Expand all | Collapse all

Advanced Reporting Repository not showing

Jump to Best Answer
  • 1.  Advanced Reporting Repository not showing

    Posted 03-23-2016 12:30 PM

    Hi Experts,

     

    I have Installed clarity 14.3,and completed the installation of advanced reporting using Jaspersoft.

    I am able to navigate to advanced reporting and some of its contents such as create data source from clarity etc.

    But when  trying to navigate to manage-->users

    its logging out from Clarity application

     

    and

     

    when trying to navigate to repository it is showing please wait and it ends up in  infinite loop

     

    I am not able to find any logs in Clarity

    But in Jasper Logs it is showing

     

    2016-03-23 09:11:52,798 ERROR EhCacheImpl,localhost-startStop-2:552 -  -- JasperServer:  EhCacheImpl shutdown called.  This normal shutdown operation. 
    2016-03-23 09:11:52,803 ERROR EhCacheImpl,localhost-startStop-2:555 -  -- JasperServer:  EhCacheImpl calling cleanerTimer.cancel().  This normal shutdown operation. 
    2016-03-23 09:15:06,723 ERROR CsrfGuard,http-apr-8080-exec-1:44 - potential cross-site request forgery (CSRF) attack thwarted (user:<anonymous>, ip:10.20.3.148, uri:/reportservice/flow.html, error:required token is missing from the request)
    


  • 2.  Re: Advanced Reporting Repository not showing

    Posted 03-23-2016 12:35 PM

    Hi Sreejith,

     

    How many users you have provided the Advance Reporting Rights, we have seen this performance issue.

     

    Regards

    Suman Pramanik



  • 3.  Re: Advanced Reporting Repository not showing

    Posted 03-23-2016 02:20 PM

    Hi Suman,

     

    Provided only for ppm administrator

     

    Regards,

    Sreejith



  • 4.  Re: Advanced Reporting Repository not showing
    Best Answer

    Posted 03-24-2016 06:21 AM

    Hi Suman,

     

    I am able to figure out the problem.Though we are using separate servers for application server and Jasper server ,6.1 version have some security enhancement based on owasp framework in order to prevent cross-site scripting.So what I did is I edited the below property file :-

     

    <ClarityHome>omcat\webapps\reportservice\WEB-INF\classes\esapi\security-config.properties

     

    and set

    security.validation.csrf.on  to false

     

    Thanks for your help

     

    Regards,

    Sreejith

     

     

     

     

     



  • 5.  Re: Advanced Reporting Repository not showing

    Posted 03-24-2016 11:43 AM

    Glad you were able to figure it out and thank you for sharing your solution wth the community Sreejith!

    Sreejith N M wrote:

     

    Hi Suman,

     

    I am able to figure out the problem.Though we are using separate servers for application server and Jasper server ,6.1 version have some security enhancement based on owasp framework in order to prevent cross-site scripting.So what I did is I edited the below property file :-

     

    <ClarityHome>omcat\webapps\reportservice\WEB-INF\classes\esapi\security-config.properties

     

    and set

    security.validation.csrf.on to false

     

    Thanks for your help

     

    Regards,

    Sreejith

     

     

     

     

     



  • 6.  Re: Advanced Reporting Repository not showing

    Posted 03-25-2016 01:42 AM

    Hi Sreejith,

     

    Disabling CSRF is a security vulnerability, can you turn that on and check if you have bind address filled in.

     

    Regards

    Suman Pramanik



  • 7.  Re: Advanced Reporting Repository not showing

    Posted 03-29-2016 05:06 AM

    SumanPramanik: you mean bind address in the csa section?

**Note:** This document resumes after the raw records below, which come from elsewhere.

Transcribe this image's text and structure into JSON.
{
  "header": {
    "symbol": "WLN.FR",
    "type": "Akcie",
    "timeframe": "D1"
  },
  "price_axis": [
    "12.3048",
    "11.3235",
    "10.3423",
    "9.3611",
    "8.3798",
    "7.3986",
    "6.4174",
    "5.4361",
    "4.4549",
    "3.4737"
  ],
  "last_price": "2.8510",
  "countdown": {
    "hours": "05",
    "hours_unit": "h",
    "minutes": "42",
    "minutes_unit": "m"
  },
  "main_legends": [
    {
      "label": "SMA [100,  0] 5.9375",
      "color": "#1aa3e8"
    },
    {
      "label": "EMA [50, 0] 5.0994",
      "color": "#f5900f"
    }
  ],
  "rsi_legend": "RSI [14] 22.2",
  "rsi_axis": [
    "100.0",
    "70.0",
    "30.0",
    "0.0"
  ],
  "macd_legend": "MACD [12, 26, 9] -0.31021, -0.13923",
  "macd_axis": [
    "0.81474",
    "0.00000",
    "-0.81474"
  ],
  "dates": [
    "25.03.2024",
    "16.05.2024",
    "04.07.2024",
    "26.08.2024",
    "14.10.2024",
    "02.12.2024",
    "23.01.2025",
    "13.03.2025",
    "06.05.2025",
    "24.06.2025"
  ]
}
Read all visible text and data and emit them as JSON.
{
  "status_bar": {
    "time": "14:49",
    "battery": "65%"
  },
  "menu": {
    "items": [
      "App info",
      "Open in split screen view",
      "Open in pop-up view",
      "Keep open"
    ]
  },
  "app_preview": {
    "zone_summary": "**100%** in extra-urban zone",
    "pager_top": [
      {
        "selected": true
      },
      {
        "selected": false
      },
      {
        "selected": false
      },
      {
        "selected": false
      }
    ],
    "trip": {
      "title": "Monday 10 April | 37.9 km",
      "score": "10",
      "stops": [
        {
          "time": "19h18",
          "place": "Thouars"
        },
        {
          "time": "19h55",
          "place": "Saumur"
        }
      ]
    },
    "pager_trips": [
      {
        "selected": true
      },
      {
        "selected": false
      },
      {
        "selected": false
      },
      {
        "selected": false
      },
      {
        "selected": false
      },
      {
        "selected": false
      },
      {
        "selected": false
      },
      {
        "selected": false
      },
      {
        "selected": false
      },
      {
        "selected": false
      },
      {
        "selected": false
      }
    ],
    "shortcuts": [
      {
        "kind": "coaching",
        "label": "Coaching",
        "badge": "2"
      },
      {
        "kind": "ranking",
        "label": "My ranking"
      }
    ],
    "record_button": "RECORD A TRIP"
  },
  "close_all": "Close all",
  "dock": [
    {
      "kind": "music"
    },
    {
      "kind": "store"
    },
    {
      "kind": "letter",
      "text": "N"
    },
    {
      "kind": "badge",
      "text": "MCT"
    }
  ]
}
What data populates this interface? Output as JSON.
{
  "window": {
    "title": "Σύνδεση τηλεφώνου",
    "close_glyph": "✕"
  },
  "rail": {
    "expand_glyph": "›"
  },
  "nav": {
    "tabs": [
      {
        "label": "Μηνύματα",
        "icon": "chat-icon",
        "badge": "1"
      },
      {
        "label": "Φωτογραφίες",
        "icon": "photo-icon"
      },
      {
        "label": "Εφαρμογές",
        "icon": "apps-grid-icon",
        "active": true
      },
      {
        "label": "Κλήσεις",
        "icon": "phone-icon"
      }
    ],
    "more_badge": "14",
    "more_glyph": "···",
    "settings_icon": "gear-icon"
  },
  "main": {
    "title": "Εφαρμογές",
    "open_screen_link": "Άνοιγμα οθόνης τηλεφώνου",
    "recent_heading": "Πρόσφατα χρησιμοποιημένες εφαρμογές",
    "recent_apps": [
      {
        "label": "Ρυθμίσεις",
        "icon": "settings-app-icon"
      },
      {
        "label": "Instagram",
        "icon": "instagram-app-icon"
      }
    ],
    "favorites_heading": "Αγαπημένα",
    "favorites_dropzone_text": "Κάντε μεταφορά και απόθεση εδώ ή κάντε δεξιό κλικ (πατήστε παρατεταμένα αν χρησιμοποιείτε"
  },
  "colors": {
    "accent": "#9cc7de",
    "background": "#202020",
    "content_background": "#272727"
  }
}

    If so what is the use of bind address .can you please explain?

     

    Regards,

    Sreejith



  • 8.  Re: Advanced Reporting Repository not showing

    Posted 03-29-2016 05:34 AM

    Bind Address (Apache Tomcat only)  Optional hostname or address to which the server socket using the HTTP port is bound. It is useful on servers with two or more network adapters, to bind different app services to different adapters. If you

    leave this field empty, all network interfaces are used.